Kimmel might have hastened his exit by spreading falsehoods about Kirk’s assassin, but he was marching toward the end long before this week.

Lisa Cook Forever

A three-judge panel on the D.C. Circuit Court delivered a divided judgment that allowed Lisa Cook to participate at this week’s Federal Reserve meeting. The two judges in the majority held that President Trump had violated Cook’s procedural rights by not giving her sufficient notice and the opportunity for a hearing before he removed her as a Fed governor. Although this was depicted as a setback for the Trump administration—which has appealed the decision—the idea that Cook’s job hangs on the question of whether Trump gave her time to plead her case before announcing “you’re fired” probably does not bring her much comfort.

Stephen Miran’s Lonely Dot

Stephen Miran won Senate confirmation on Monday night and was sworn in as a Federal Reserve governor in time for this week’s Federal Open Market Committee (FOMC) meeting. As expected, he voted against the Fed’s 25 basis point cut because he preferred a bigger cut. He also succeeded in creating the most non-anonymous dot plot dot ever by saying he thought the Fed should cut rates by 150 basis points by year’s end.

The “dot plot” from the Summary of Economic Projections for the FOMC September 2025 meeting. The red arrow was added by Breitbart Business Digest.

If you are looking at the Summary of Economic Projections on your phone, you have to scroll down to find the lone dot hundreds of basis points below the consensus.

Show Them No Quarter

The idea that required quarterly reporting has been a malevolent force on the U.S. economy has been around for at least as long as the requirement itself. Critics have charged that it encourages short-term thinking among corporate managers and investors. So, when Donald Trump endorsed scrapping the requirement, this reform was universally embraced.
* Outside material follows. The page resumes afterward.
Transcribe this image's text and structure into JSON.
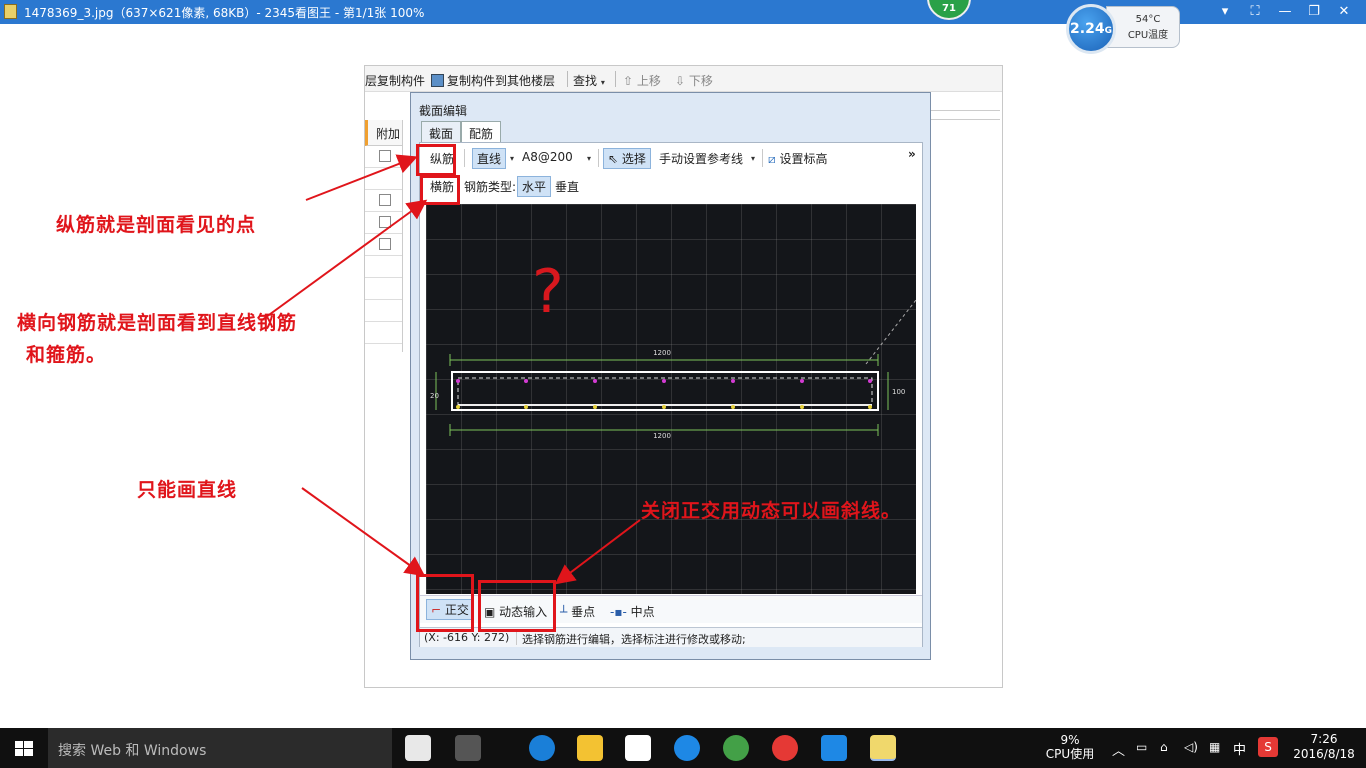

Just kidding. The usual suspects instantly decided that this would bring about a host of maladies and destroy the American stock market. “Wall Street Raises Alarm on Trump Ending Quarterly Earnings,” Bloomberg warned.

It never really made all that much sense to require companies as diverse as those traded in U.S. public markets to follow the same financial reporting schedule. In fact, it’s very likely that the rule was originally put in place in 1970 to benefit Wall Street analysts and the large conglomerates that were so politically influential at the time. After more than a half-century of homogenized reporting requirements, it’s time to allow different strokes for different stocks.